4 responses to “Honored Guests

  1. Él-Ad Eliovson

    Beautiful. L’Shanah Tovah vChazak uBaruch!

  2. Philip Mannes

    Dear Rabbi,
    I was born in NYC into a Jewish family, underwent the traditional Hebrew school indoctrination(argued with the Rabbinical instructors daily about the preposterous biblical genesis), even took Hebrew in PS104 and was Bar Mitsvah’d….I was born a political conservative, and have never understood why Jews as a group are so damn liberal. I understand the survival value of pragmatism, but ignoring the moral and principled imperative of supporting the document that defines the Republic and voting for known corrupt political leaders because they call themselves Democrats is incomprehensible!!…By the way, I’m a tired(85), over educated consulting aerospace engineer, with multiple degrees in both the physical and biological sciences…So I should understand “the question”…BTW, If God was so enamored with the Jews, why did he give them the only piece of land in the middle east without oil, and additionally forbid them the consumption of bacon, babyback ribs, lobster, shrimp, all cephalopods, crustaceans,etc…?… L’Shanah Tovah

    • The voting pattern of Jews is simply inexplicable.
      The other questions can be answered! Israel is now blessed with an abundance of natural gas reserves. Nevertheless, our contribution to the world is not material but primarily spiritual. If Israel would have been blessed with natural resources, it would have been even more likely that we would have ignored our mission.
      Additionally, the laws of kashrut are considered a chok, meaning that the reason for the precise detail – why some things are permitted and some prohibited – is beyond human logic. Generally, though, kashrut makes us into a holy people and we are sanctified by subjecting our eating to rigorous rules. Otherwise, we are little different from animals. Thus, we eat with a purpose and transform a fundamentally animalistic act into an act of divine service.
      – RSP

  3. One year Rabbi Pinchas of Koritz (born 1728, died 1790 CE) had no guests in his sukkah. He saw Avraham Avinu standing outside his sukkah.

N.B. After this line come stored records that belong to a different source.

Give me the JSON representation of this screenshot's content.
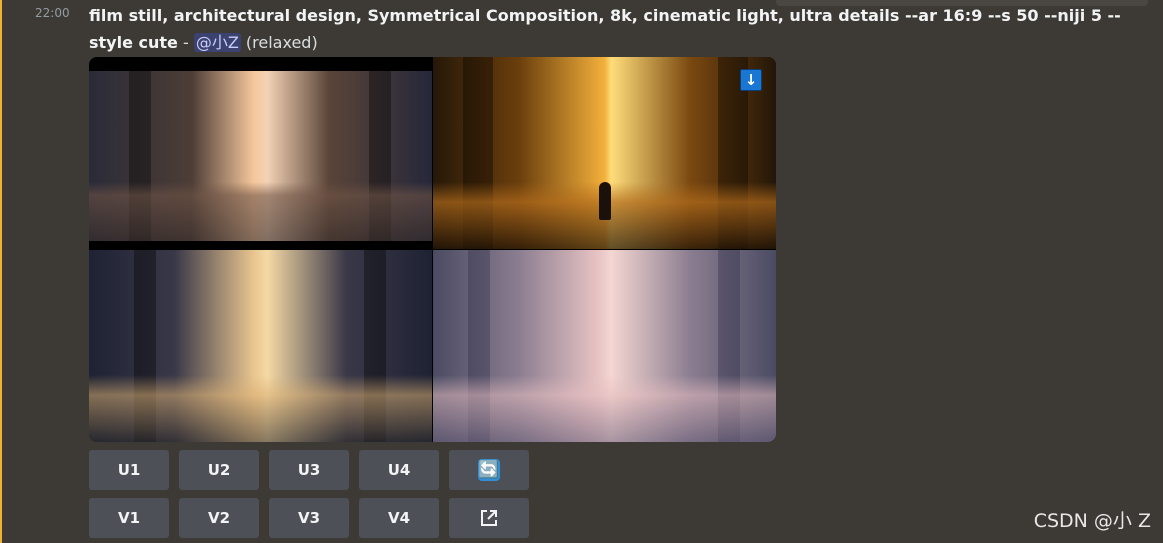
{
  "message": {
    "timestamp": "22:00",
    "prompt_line1": "film still, architectural design, Symmetrical Composition, 8k, cinematic light, ultra details --ar 16:9 --s 50 --niji 5 --",
    "prompt_line2": "style cute",
    "separator": " - ",
    "mention": "@小Z",
    "mode": "(relaxed)"
  },
  "image_grid": {
    "download_icon": "download-arrow-icon",
    "download_glyph": "↓"
  },
  "upscale_buttons": [
    "U1",
    "U2",
    "U3",
    "U4"
  ],
  "variation_buttons": [
    "V1",
    "V2",
    "V3",
    "V4"
  ],
  "reroll_button": {
    "icon": "refresh-icon",
    "glyph": "🔄"
  },
  "web_button": {
    "icon": "external-link-icon"
  },
  "watermark": "CSDN @小 Z",
  "colors": {
    "background": "#3d3a35",
    "button": "#4e5058",
    "mention_bg": "#3c4270",
    "accent_rail": "#f0b232"
  }
}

    The Rabbi invited Avraham Avinu to enter, but he refused to enter a sukkah that had no guests.

    SOURCE: Prayerfully Yours (page 423) by Rabbi Abraham J. Twerski MD, year 2001 CE, Shaar Press, ISBN 1-57819-488-1.

    Mishnah Berurah commentary on Chelek Orach Chaim, Siman 625, end of Sif Katan 1:
    Acharonim wrote: Every time we dwell in the sukkah we must remind ourselves that we are doing so to remember the Exodus from Egypt and the Clouds of Glory [Ananei HaKavod] which surrounded us at that time to protect us from the heat and sun. Whoever does not have these intentions in the sukkah, he has only done the mitzvah of Sukkah BeDieved!!